I started to understand what toji actually means. It is not a spa treatment. It is not a vacation. It is a sustained exposure to a rhythm so steady and so old that your body remembers how to function within it. The hot springs are the center, but the healing is in the pattern: heat and rest, movement and stillness, nourishment and quiet, repeated daily until the body stops performing and starts living.

What I brought home

I left Ureshino at the end of November. The maple leaves had fallen, and the town was preparing for the colder weeks ahead. The okami-san gave me a small package of kamairi-cha at checkout, wrapped in paper with the ryokan's name.

I did not bring home a productivity system or a morning routine optimized for peak performance. What I brought home was simpler and harder to explain: a felt understanding that rest is not the absence of work. Rest is its own activity, with its own demands and its own rewards. It requires time — not a weekend, but weeks. It requires an environment that supports it — not a darkened room with a white noise machine, but a living place with meals, baths, seasons, and other people moving through the same rhythms.

"The body and mind need sustained, supported rest the way a field needs to lie fallow. Not because it is broken, but because that is how things grow."

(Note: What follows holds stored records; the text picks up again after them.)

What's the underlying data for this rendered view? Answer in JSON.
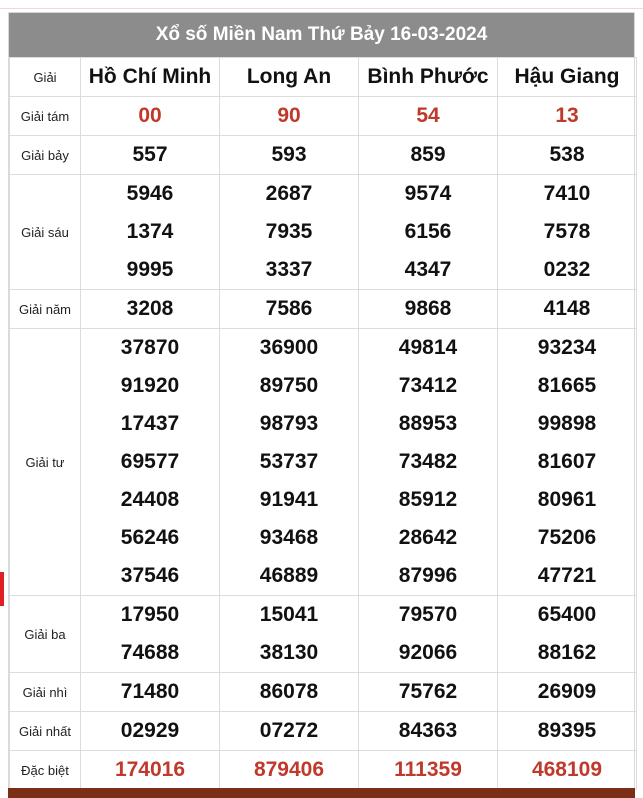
{
  "title": "Xổ số Miền Nam Thứ Bảy 16-03-2024",
  "header_label": "Giải",
  "provinces": [
    "Hồ Chí Minh",
    "Long An",
    "Bình Phước",
    "Hậu Giang"
  ],
  "prizes": [
    {
      "label": "Giải tám",
      "values": [
        [
          "00"
        ],
        [
          "90"
        ],
        [
          "54"
        ],
        [
          "13"
        ]
      ]
    },
    {
      "label": "Giải bảy",
      "values": [
        [
          "557"
        ],
        [
          "593"
        ],
        [
          "859"
        ],
        [
          "538"
        ]
      ]
    },
    {
      "label": "Giải sáu",
      "values": [
        [
          "5946",
          "1374",
          "9995"
        ],
        [
          "2687",
          "7935",
          "3337"
        ],
        [
          "9574",
          "6156",
          "4347"
        ],
        [
          "7410",
          "7578",
          "0232"
        ]
      ]
    },
    {
      "label": "Giải năm",
      "values": [
        [
          "3208"
        ],
        [
          "7586"
        ],
        [
          "9868"
        ],
        [
          "4148"
        ]
      ]
    },
    {
      "label": "Giải tư",
      "values": [
        [
          "37870",
          "91920",
          "17437",
          "69577",
          "24408",
          "56246",
          "37546"
        ],
        [
          "36900",
          "89750",
          "98793",
          "53737",
          "91941",
          "93468",
          "46889"
        ],
        [
          "49814",
          "73412",
          "88953",
          "73482",
          "85912",
          "28642",
          "87996"
        ],
        [
          "93234",
          "81665",
          "99898",
          "81607",
          "80961",
          "75206",
          "47721"
        ]
      ]
    },
    {
      "label": "Giải ba",
      "values": [
        [
          "17950",
          "74688"
        ],
        [
          "15041",
          "38130"
        ],
        [
          "79570",
          "92066"
        ],
        [
          "65400",
          "88162"
        ]
      ]
    },
    {
      "label": "Giải nhì",
      "values": [
        [
          "71480"
        ],
        [
          "86078"
        ],
        [
          "75762"
        ],
        [
          "26909"
        ]
      ]
    },
    {
      "label": "Giải nhất",
      "values": [
        [
          "02929"
        ],
        [
          "07272"
        ],
        [
          "84363"
        ],
        [
          "89395"
        ]
      ]
    },
    {
      "label": "Đặc biệt",
      "values": [
        [
          "174016"
        ],
        [
          "879406"
        ],
        [
          "111359"
        ],
        [
          "468109"
        ]
      ]
    }
  ],
  "colors": {
    "title_bg": "#8c8c8c",
    "highlight": "#c0392b",
    "bottom_bar": "#7a2f16"
  }
}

Most of us treat rest as recovery: the thing we do after work depletes us, so we can work again. Toji taught me that rest can be generative — not preparation for the next sprint, but a state with its own value. The Japanese came to onsen towns for months, not because they were lazy, but because they understood something we have forgotten: the body and mind need sustained, supported rest the way a field needs to lie fallow. Not because it is broken, but because that is how things grow.

I make the tea she gave me on mornings when the noise starts again. It tastes like a specific room in a specific town, and for a few minutes, the rhythm returns.